I did a quick google search and did find the following research article that stated blood results from a 7 day trial with 18 people showed no adverse effects. Direct quote was "Biochemical analysis showed that TTA administration was not associated with endocrinological disturbances, abnormal blood coagulation, or major changes in serum levels of electrolytes, creatinine, bilirubin, liver enzymes and albumin (data not shown)."
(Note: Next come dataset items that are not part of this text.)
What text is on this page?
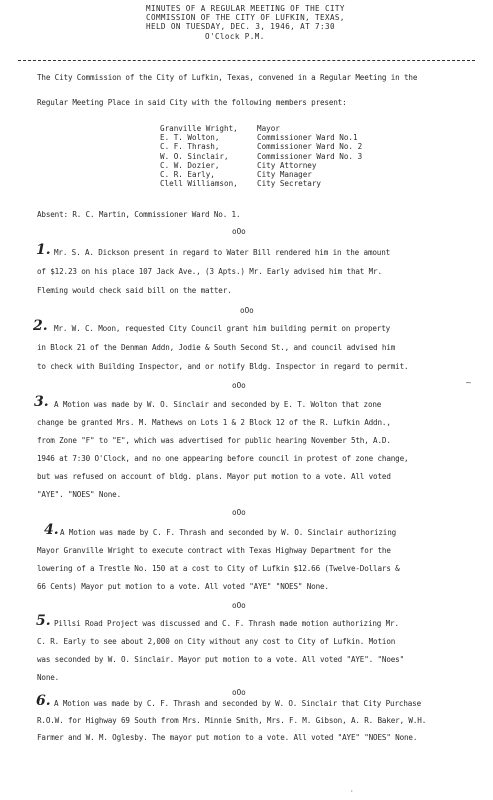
MINUTES OF A REGULAR MEETING OF THE CITY
COMMISSION OF THE CITY OF LUFKIN, TEXAS,
HELD ON TUESDAY, DEC. 3, 1946, AT 7:30
O'Clock P.M.
The City Commission of the City of Lufkin, Texas, convened in a Regular Meeting in the
Regular Meeting Place in said City with the following members present:
Granville Wright,
E. T. Wolton,
C. F. Thrash,
W. O. Sinclair,
C. W. Dozier,
C. R. Early,
Clell Williamson,
Mayor
Commissioner Ward No.1
Commissioner Ward No. 2
Commissioner Ward No. 3
City Attorney
City Manager
City Secretary
Absent: R. C. Martin, Commissioner Ward No. 1.
oOo
1. Mr. S. A. Dickson present in regard to Water Bill rendered him in the amount
of $12.23 on his place 107 Jack Ave., (3 Apts.) Mr. Early advised him that Mr.
Fleming would check said bill on the matter.
oOo
2. Mr. W. C. Moon, requested City Council grant him building permit on property
in Block 21 of the Denman Addn, Jodie & South Second St., and council advised him
to check with Building Inspector, and or notify Bldg. Inspector in regard to permit.
oOo	—
3. A Motion was made by W. O. Sinclair and seconded by E. T. Wolton that zone
change be granted Mrs. M. Mathews on Lots 1 & 2 Block 12 of the R. Lufkin Addn.,
from Zone "F" to "E", which was advertised for public hearing November 5th, A.D.
1946 at 7:30 O'Clock, and no one appearing before council in protest of zone change,
but was refused on account of bldg. plans. Mayor put motion to a vote. All voted
"AYE". "NOES" None.
oOo
4. A Motion was made by C. F. Thrash and seconded by W. O. Sinclair authorizing
Mayor Granville Wright to execute contract with Texas Highway Department for the
lowering of a Trestle No. 150 at a cost to City of Lufkin $12.66 (Twelve-Dollars &
66 Cents) Mayor put motion to a vote. All voted "AYE" "NOES" None.
oOo
5. Pillsi Road Project was discussed and C. F. Thrash made motion authorizing Mr.
C. R. Early to see about 2,000 on City without any cost to City of Lufkin. Motion
was seconded by W. O. Sinclair. Mayor put motion to a vote. All voted "AYE". "Noes"
None.
oOo
6. A Motion was made by C. F. Thrash and seconded by W. O. Sinclair that City Purchase
R.O.W. for Highway 69 South from Mrs. Minnie Smith, Mrs. F. M. Gibson, A. R. Baker, W.H.
Farmer and W. M. Oglesby. The mayor put motion to a vote. All voted "AYE" "NOES" None.
·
This report can be found at Antiproliferative effects of a non--oxidizable fatty acid, tetradecylthioacetic acid, in native human acute myelogenous leukemia blast cultures

 

[rockhard_4eva]

I did a quick google search and did find the following research article that stated blood results from a 7 day trial with 18 people showed no adverse effects. Direct quote was "Biochemical analysis showed that TTA administration was not associated with endocrinological disturbances, abnormal blood coagulation, or major changes in serum levels of electrolytes, creatinine, bilirubin, liver enzymes and albumin (data not shown)."

This report can be found at Antiproliferative effects of a non--oxidizable fatty acid, tetradecylthioacetic acid, in native human acute myelogenous leukemia blast cultures

Look at table 4. TTA increases something in blood...

 

[rogermoore]

I just found this:

Tetradecylthioacetic acid a 3-thia fatty acid, is a novel bioactive compound. Besides being an antioxidant, it changes the plasma profile from atherogenic to cardioprotective

Ziad A. Muna, Lise Madsen, and Rolf K. Berge
Department of Clinical Biology, Division of Biochemistry, University of Bergen, Haukeland University Hospital, N-5021 Bergen, Norway

Tetradecylthioacetic acid (TTA) which can not be ß-oxidized, lowers plasma VLDL-triacylglycerol (TG) and LDL-cholesterol (Chol). Increased mitochondrial ß-oxidation with a concomitant decrease in TG synthesis and secretion, seems to be the primary mechanism underlying the hypotriglyceridemic effect not only of TTA but also of w-3 fatty acids as well as fibrates in rats, rabbits, dogs and possibly also in humans. TTA is an inhibitor of HMG-CoA reductase. We have generated results both in vivo and in vitro that present evidence that TTA besides being a lipid lowering agent, also possesses antioxidant properties. First, TTA inhibits the oxidative modification of LDL which is considered as the key step in the formation of foam cells and in initiation and progression of atherosclerotic plaque. Also TTA changes the antioxidant defense system in a beneficial way i.e. glutathion (GSH) is increased, the total antioxidant status is elevated and TBARS are decreased. Second, TTA has an ³olive oil² effect since the plasma was enriched with oleic acid (18:1 n-9) and a ￾9-desaturated metabolite of TTA. This was due to upregulation of the hepatic enzyme ￾9-desaturase gene expression. Third, TTA lowers the plasma homocysteine level and inhibits restenosis. Fourth, TTA reduces the proliferation of smooth muscle cells. In conclusion, TTA is a hypolipidemic drug but also a new antioxidant. This novel bioactive compound is promising as a new therapeutic drug against atherosclerosis as it changes the plasma profile from atherogenic to cardioprotective.

 

[dsade]

Yep...we were reviewing that study last night...good stuff.